Перед ее взором встало красивое лицо Хантера. Кэтлин заплакала. Она плакала по мужчине, чье безжизненное тело держала в своих объятиях, по своей первой любви, по отцу своего единственного ребенка. Она плакала по Хантеру, оставшемуся в осажденном городе, по человеку, который стал ее мужем и которого она полюбила, по мужчине, которого обнимала и клялась любить до гроба всего несколько часов назад, этой же ночью. Она оплакивала себя, чье сердце так долго разрывалось между Доусоном и Хантером, что Кэтлин уже не знала, станет ли оно когда-нибудь снова одним целым. Оно принадлежит обоим мужчинам, ей никогда не освободиться ни от одного из них, но ни один из них никогда не согласится делить ее с другим.

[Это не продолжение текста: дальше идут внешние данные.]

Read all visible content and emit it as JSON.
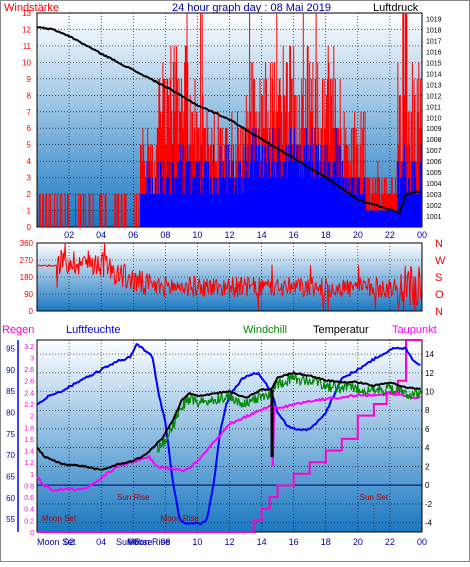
{
  "header": {
    "left_label": "Windstärke",
    "title": "24 hour graph day : 08 Mai 2019",
    "right_label": "Luftdruck"
  },
  "colors": {
    "panel_top": "#ffffff",
    "panel_bottom": "#1a78c2",
    "gust": "#ff0000",
    "wind": "#0000ff",
    "pressure": "#000000",
    "direction": "#ff0000",
    "rain": "#ff00cc",
    "humidity": "#0000ff",
    "windchill": "#008800",
    "temperature": "#000000",
    "dewpoint": "#ff00ff",
    "axis_text_red": "#ff0000",
    "axis_text_blue": "#0000aa"
  },
  "chart_data": [
    {
      "type": "bar",
      "name": "wind-pressure",
      "left_axis": {
        "ticks": [
          "0",
          "1",
          "2",
          "3",
          "4",
          "5",
          "6",
          "7",
          "8",
          "9",
          "10",
          "11",
          "12",
          "13"
        ],
        "ylim": [
          0,
          13
        ]
      },
      "right_axis": {
        "ticks": [
          "1001",
          "1002",
          "1003",
          "1004",
          "1005",
          "1006",
          "1007",
          "1008",
          "1009",
          "1010",
          "1011",
          "1012",
          "1013",
          "1014",
          "1015",
          "1016",
          "1017",
          "1018",
          "1019"
        ],
        "ylim": [
          1000,
          1019.5
        ]
      },
      "x_ticks": [
        "02",
        "04",
        "06",
        "08",
        "10",
        "12",
        "14",
        "16",
        "18",
        "20",
        "22",
        "00"
      ],
      "pressure_profile": {
        "hours": [
          0,
          1,
          2,
          4,
          6,
          8,
          10,
          12,
          14,
          16,
          18,
          20,
          22,
          22.6,
          23,
          24
        ],
        "hpa": [
          1018.2,
          1018.0,
          1017.4,
          1015.8,
          1014.3,
          1012.8,
          1011.1,
          1009.8,
          1008.0,
          1006.3,
          1004.5,
          1002.5,
          1001.6,
          1001.3,
          1003.0,
          1003.3
        ]
      }
    },
    {
      "type": "line",
      "name": "wind-direction",
      "left_axis": {
        "ticks": [
          "0",
          "90",
          "180",
          "270",
          "360"
        ],
        "ylim": [
          0,
          360
        ]
      },
      "right_axis": {
        "ticks": [
          "N",
          "W",
          "S",
          "O",
          "N"
        ]
      },
      "direction_profile": {
        "hours": [
          0,
          1.2,
          1.5,
          4,
          5,
          6,
          7,
          24
        ],
        "degrees": [
          240,
          240,
          260,
          255,
          200,
          160,
          130,
          120
        ]
      }
    },
    {
      "type": "line",
      "name": "rain-humidity-temperature",
      "header_labels": {
        "rain": "Regen",
        "humidity": "Luftfeuchte",
        "windchill": "Windchill",
        "temperature": "Temperatur",
        "dewpoint": "Taupunkt"
      },
      "humidity_axis": {
        "ticks": [
          "55",
          "60",
          "65",
          "70",
          "75",
          "80",
          "85",
          "90",
          "95"
        ],
        "ylim": [
          52,
          97
        ]
      },
      "rain_axis": {
        "ticks": [
          "0",
          "0.2",
          "0.4",
          "0.6",
          "0.8",
          "1",
          "1.2",
          "1.4",
          "1.6",
          "1.8",
          "2",
          "2.2",
          "2.4",
          "2.6",
          "2.8",
          "3",
          "3.2"
        ],
        "ylim": [
          0,
          3.3
        ]
      },
      "temperature_axis": {
        "ticks": [
          "-4",
          "-2",
          "0",
          "2",
          "4",
          "6",
          "8",
          "10",
          "12",
          "14"
        ],
        "ylim": [
          -5,
          15.5
        ]
      },
      "x_ticks": [
        "02",
        "04",
        "06",
        "08",
        "10",
        "12",
        "14",
        "16",
        "18",
        "20",
        "22",
        "00"
      ],
      "annotations": [
        {
          "text": "Sun Rise",
          "hour": 6
        },
        {
          "text": "Sun Set",
          "hour": 21
        },
        {
          "text": "Moon Set",
          "hour": 0.3
        },
        {
          "text": "Moon Rise",
          "hour": 8.9
        }
      ],
      "bottom_labels": [
        "Moon Set",
        "Sun Rise",
        "Moon Rise"
      ],
      "humidity_profile": {
        "hours": [
          0,
          0.8,
          1.5,
          3,
          4,
          5,
          5.8,
          6.2,
          6.6,
          7.2,
          7.6,
          8,
          8.5,
          8.9,
          9.2,
          9.6,
          10,
          10.2,
          10.6,
          11,
          11.4,
          11.8,
          12.2,
          12.8,
          13.4,
          13.8,
          14.6,
          15,
          15.6,
          16.2,
          17,
          18,
          19,
          20,
          21.2,
          22.2,
          22.6,
          23,
          23.5,
          24
        ],
        "percent": [
          82,
          84,
          85,
          88,
          90,
          92,
          93,
          96,
          95,
          93,
          84,
          78,
          63,
          55,
          54,
          54,
          54,
          54,
          55,
          63,
          75,
          82,
          85,
          88,
          89,
          89,
          85,
          80,
          77,
          76,
          76,
          80,
          88,
          90,
          93,
          95,
          95,
          95,
          92,
          91
        ]
      },
      "temperature_profile": {
        "hours": [
          0,
          0.5,
          1.5,
          3,
          4,
          5,
          6,
          6.5,
          7,
          7.8,
          8.5,
          9,
          9.5,
          10,
          11,
          12,
          13,
          14,
          14.6,
          15,
          16,
          17,
          18,
          19,
          20,
          21,
          22,
          23,
          24
        ],
        "celsius": [
          4,
          3,
          2.3,
          2,
          1.6,
          2.2,
          2.6,
          3,
          3.6,
          5,
          7,
          9,
          9.8,
          9.5,
          9.8,
          10,
          9.3,
          10.2,
          10.2,
          11.5,
          12,
          11.7,
          11.2,
          11,
          11,
          10.6,
          11,
          10.4,
          10.3
        ]
      },
      "dewpoint_profile": {
        "hours": [
          0,
          0.4,
          1,
          2.5,
          3.2,
          4.2,
          5,
          6,
          7,
          7.5,
          8.2,
          9.2,
          10,
          11,
          12,
          13,
          14,
          14.6,
          15,
          16,
          17,
          18,
          19,
          20,
          21,
          22,
          23,
          24
        ],
        "celsius": [
          1,
          0,
          -0.5,
          -0.4,
          -0.2,
          1,
          2,
          2.5,
          3,
          2,
          1.8,
          1.5,
          2.5,
          4.5,
          6.5,
          7.3,
          8,
          8.5,
          8.2,
          8.6,
          9,
          9.2,
          9.4,
          9.6,
          9.6,
          9.8,
          9.5,
          9.3
        ]
      },
      "rain_profile": {
        "hours": [
          0,
          13,
          13.5,
          14,
          14.5,
          15,
          16,
          17,
          18,
          19,
          20,
          21,
          21.8,
          22.5,
          23,
          23.6,
          24
        ],
        "mm": [
          0,
          0,
          0.2,
          0.4,
          0.6,
          0.8,
          1.0,
          1.2,
          1.4,
          1.6,
          2.0,
          2.2,
          2.4,
          2.6,
          3.3,
          3.3,
          3.3
        ]
      }
    }
  ]
}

Не открывая глаз, она повернулась к Доусону и прошептала:
– Прости меня, Доусон, прости меня, Хантер, прости меня, Господи.
После ухода Кэтлин Хантер лег на свою походную койку и закрыл глаза. Он вспоминал взгляд сияющих голубых глаз, полный любви и доверия, как ему на лицо падали ее длинные золотистые волосы. Счастливый и усталый, он заснул с улыбкой на устах.